The United States proposed late on Saturday a draft UN Security Council resolution that says Israel has a right to defend itself. The resolution demands Iran stop exporting arms to "militias and terrorist groups threatening peace and security across the region".
A deadly blast at the Al-Ahli hospital in Gaza on Tuesday was likely caused by an errant rocket fired from Gaza, not an Israeli strike, Canada's National Department of Defence said, reaching similar conclusions to the US and France.

Israel has amassed tanks and troops near the fenced border around the narrow coastal enclave for a planned ground invasion aiming to annihilate Hamas, after several inconclusive wars dating to its seizure of power there in 2007.
Hamas said it fired rockets towards Tel Aviv on Saturday in response to Israeli air strikes that Gaza's Health Ministry and Hamas media said killed at least 50 people and injured dozens.
Israel said its aircraft struck Hezbollah targets in Lebanon on Saturday and that one of its soldiers was hit by an anti-tank missile in cross-border fighting that the Iran-backed group said killed six of its fighters.
Israeli aircraft struck a compound beneath a mosque in the Jenin refugee camp in the occupied West Bank early on Sunday that the military said was being used by militants to organise attacks.
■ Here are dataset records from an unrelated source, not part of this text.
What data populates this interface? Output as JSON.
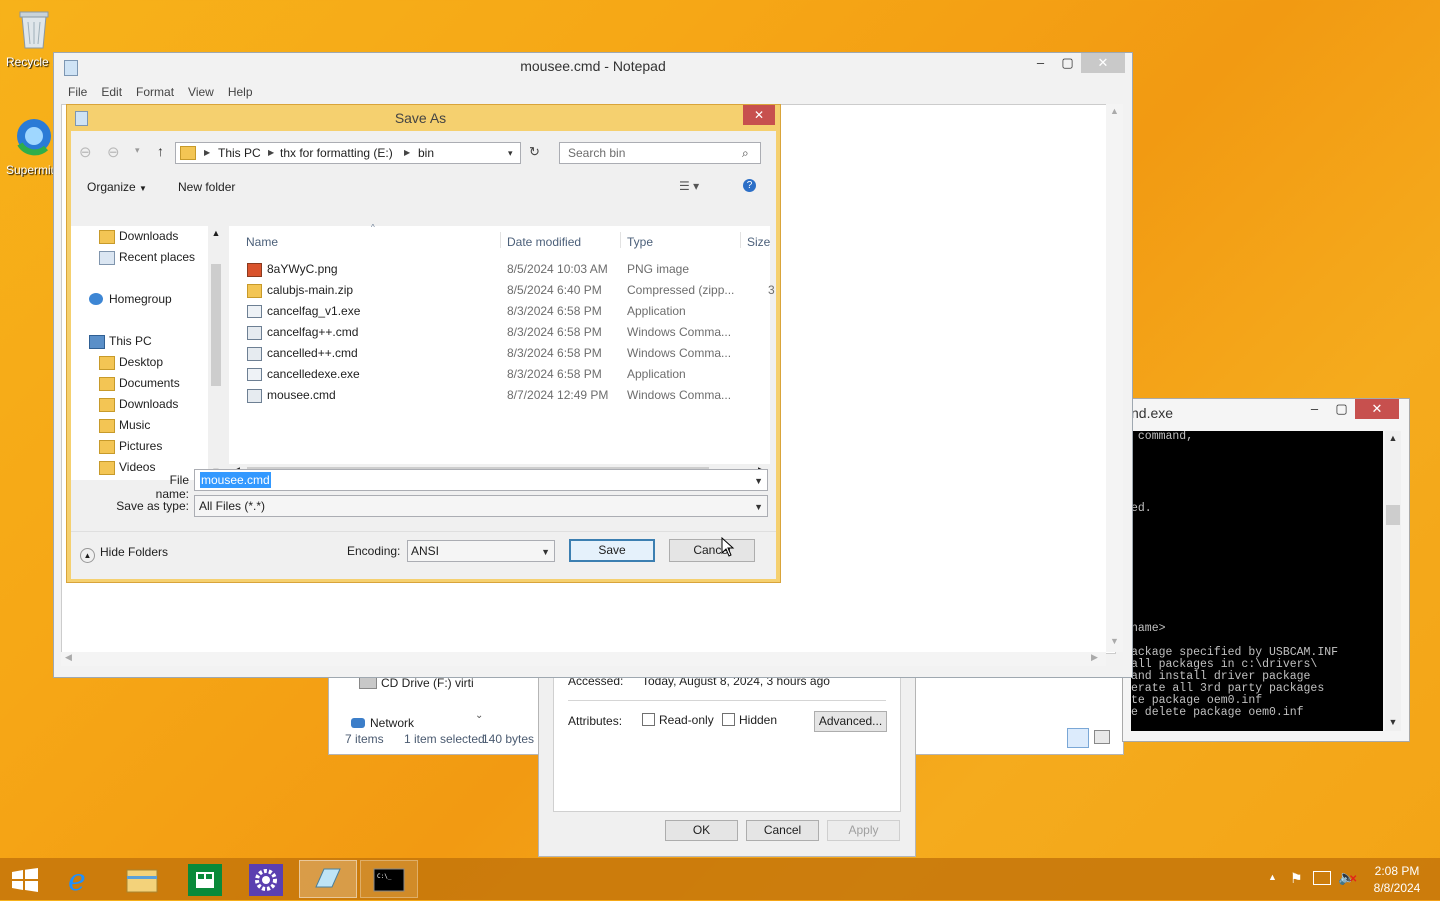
{
  "desktop": {
    "icons": [
      {
        "label": "Recycle Bin",
        "icon": "recycle-bin-icon"
      },
      {
        "label": "Supermium",
        "icon": "browser-icon"
      }
    ]
  },
  "notepad": {
    "title": "mousee.cmd - Notepad",
    "menu": [
      "File",
      "Edit",
      "Format",
      "View",
      "Help"
    ]
  },
  "save_as": {
    "title": "Save As",
    "breadcrumb": [
      "This PC",
      "thx for formatting (E:)",
      "bin"
    ],
    "search_placeholder": "Search bin",
    "toolbar": {
      "organize": "Organize",
      "new_folder": "New folder"
    },
    "nav": {
      "favorites": [
        "Downloads",
        "Recent places"
      ],
      "homegroup": "Homegroup",
      "this_pc": "This PC",
      "pc_items": [
        "Desktop",
        "Documents",
        "Downloads",
        "Music",
        "Pictures",
        "Videos"
      ]
    },
    "columns": {
      "name": "Name",
      "date": "Date modified",
      "type": "Type",
      "size": "Size"
    },
    "files": [
      {
        "name": "8aYWyC.png",
        "date": "8/5/2024 10:03 AM",
        "type": "PNG image"
      },
      {
        "name": "calubjs-main.zip",
        "date": "8/5/2024 6:40 PM",
        "type": "Compressed (zipp..."
      },
      {
        "name": "cancelfag_v1.exe",
        "date": "8/3/2024 6:58 PM",
        "type": "Application"
      },
      {
        "name": "cancelfag++.cmd",
        "date": "8/3/2024 6:58 PM",
        "type": "Windows Comma..."
      },
      {
        "name": "cancelled++.cmd",
        "date": "8/3/2024 6:58 PM",
        "type": "Windows Comma..."
      },
      {
        "name": "cancelledexe.exe",
        "date": "8/3/2024 6:58 PM",
        "type": "Application"
      },
      {
        "name": "mousee.cmd",
        "date": "8/7/2024 12:49 PM",
        "type": "Windows Comma..."
      }
    ],
    "size_fragment": "3",
    "file_name_label": "File name:",
    "file_name_value": "mousee.cmd",
    "save_type_label": "Save as type:",
    "save_type_value": "All Files  (*.*)",
    "hide_folders": "Hide Folders",
    "encoding_label": "Encoding:",
    "encoding_value": "ANSI",
    "save_btn": "Save",
    "cancel_btn": "Cancel"
  },
  "bg_explorer": {
    "drive": "CD Drive (F:) virti",
    "network": "Network",
    "items_count": "7 items",
    "selected": "1 item selected",
    "bytes": "140 bytes"
  },
  "properties": {
    "accessed_label": "Accessed:",
    "accessed_value": "Today, August 8, 2024, 3 hours ago",
    "attributes_label": "Attributes:",
    "readonly": "Read-only",
    "hidden": "Hidden",
    "advanced": "Advanced...",
    "ok": "OK",
    "cancel": "Cancel",
    "apply": "Apply"
  },
  "cmd": {
    "title": "nd.exe",
    "lines": [
      " command,",
      "",
      "",
      "",
      "",
      "",
      "ed.",
      "",
      "",
      "",
      "",
      "",
      "",
      "",
      "",
      "",
      "name>",
      "",
      "ackage specified by USBCAM.INF",
      "all packages in c:\\drivers\\",
      "and install driver package",
      "erate all 3rd party packages",
      "te package oem0.inf",
      "e delete package oem0.inf"
    ]
  },
  "taskbar": {
    "time": "2:08 PM",
    "date": "8/8/2024"
  },
  "colors": {
    "desktop": "#f5a916",
    "dialog_frame": "#f5d06f",
    "selection": "#3399ff",
    "close_red": "#c7504e"
  }
}
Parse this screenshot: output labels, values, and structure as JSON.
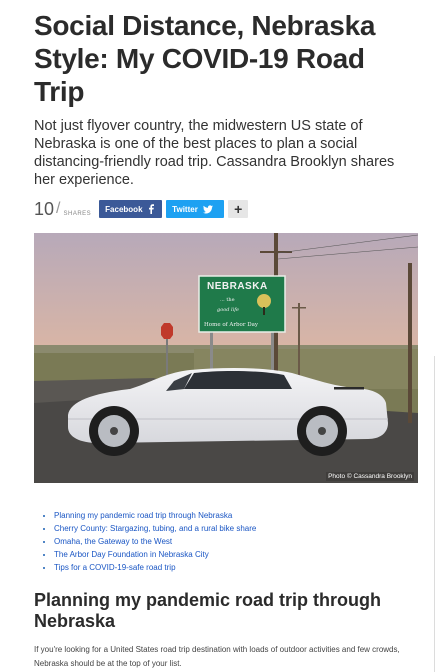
{
  "article": {
    "title": "Social Distance, Nebraska Style: My COVID-19 Road Trip",
    "dek": "Not just flyover country, the midwestern US state of Nebraska is one of the best places to plan a social distancing-friendly road trip. Cassandra Brooklyn shares her experience."
  },
  "share": {
    "count": "10",
    "slash": "/",
    "label": "shares",
    "facebook_label": "Facebook",
    "twitter_label": "Twitter",
    "more_label": "+"
  },
  "hero": {
    "sign_title": "NEBRASKA",
    "sign_line1": "... the",
    "sign_line2": "good life",
    "sign_line3": "Home of Arbor Day",
    "credit": "Photo © Cassandra Brooklyn"
  },
  "toc": {
    "items": [
      "Planning my pandemic road trip through Nebraska",
      "Cherry County: Stargazing, tubing, and a rural bike share",
      "Omaha, the Gateway to the West",
      "The Arbor Day Foundation in Nebraska City",
      "Tips for a COVID-19-safe road trip"
    ]
  },
  "section": {
    "heading": "Planning my pandemic road trip through Nebraska",
    "body": "If you're looking for a United States road trip destination with loads of outdoor activities and few crowds, Nebraska should be at the top of your list."
  },
  "icons": {
    "facebook": "facebook-icon",
    "twitter": "twitter-icon",
    "more": "plus-icon"
  },
  "colors": {
    "facebook": "#3b5998",
    "twitter": "#1da1f2",
    "link": "#1a56c4",
    "sign_green": "#1f7a4a"
  }
}
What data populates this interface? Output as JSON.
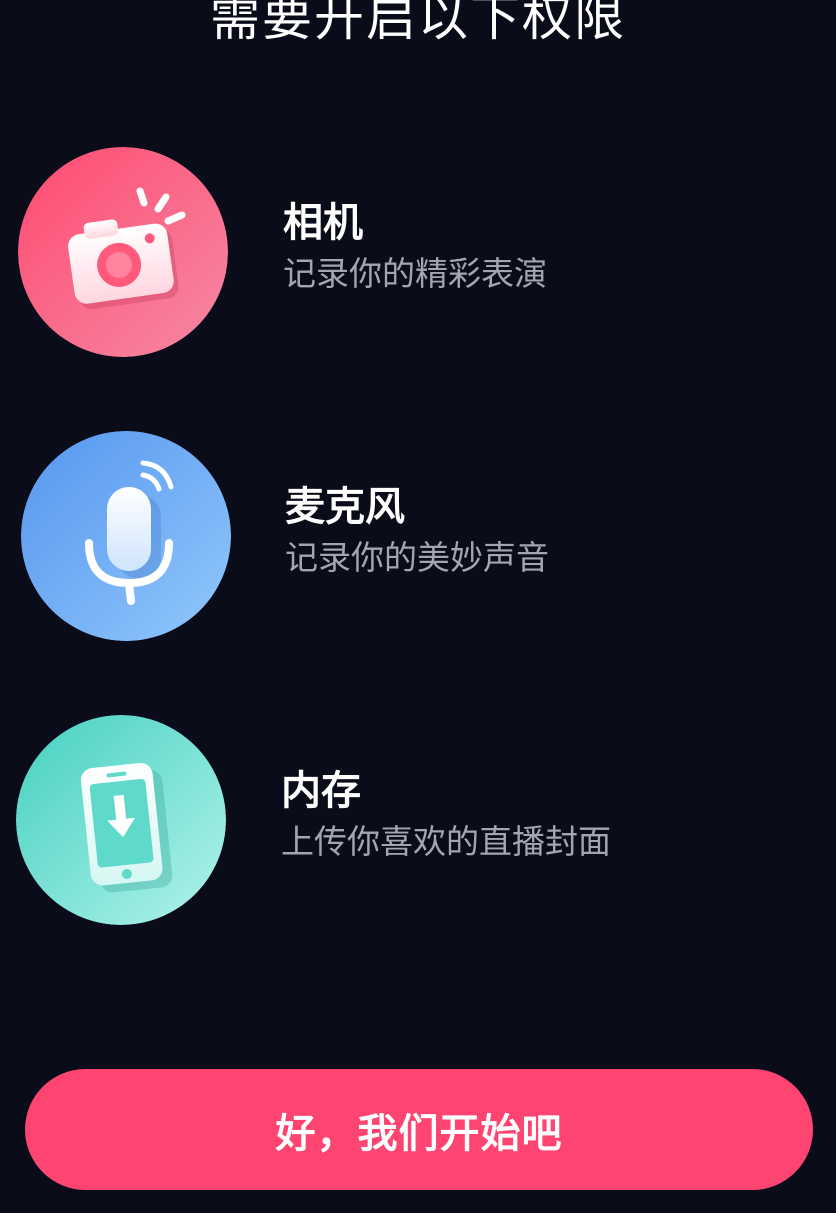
{
  "title": "需要开启以下权限",
  "permissions": [
    {
      "title": "相机",
      "description": "记录你的精彩表演",
      "icon": "camera-icon",
      "color_from": "#ff4f74",
      "color_to": "#f37a98"
    },
    {
      "title": "麦克风",
      "description": "记录你的美妙声音",
      "icon": "microphone-icon",
      "color_from": "#5a9cf0",
      "color_to": "#8cc2fb"
    },
    {
      "title": "内存",
      "description": "上传你喜欢的直播封面",
      "icon": "phone-download-icon",
      "color_from": "#4dd4c5",
      "color_to": "#a3f0e6"
    }
  ],
  "confirm_button": "好，我们开始吧",
  "colors": {
    "background": "#0a0c1a",
    "accent": "#fe4470",
    "description_text": "#a3a5b1"
  }
}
Palestinian medics said at least one person was killed.
At least 84 Palestinians in the West Bank have been killed in clashes with Israeli forces since the Hamas rampage, Palestinian officials say.
The significant escalation is the latest boiling point in a long-standing conflict between Israel and Hamas.
Hamas is a Palestinian military and political group, gaining power in the Gaza Strip since winning legislative elections there in 2006.
Hamas’s stated aim is to establish a Palestinian state, while refusing to recognise Israel’s right to exist.
Hamas, in its entirety, is designated as a terrorist organisation by countries including Australia, Canada, the UK and the US.
Some countries list only its military wing as a terrorist group.
Other countries voted against a UN resolution condemning Hamas in its entirety, as a terrorist organisation.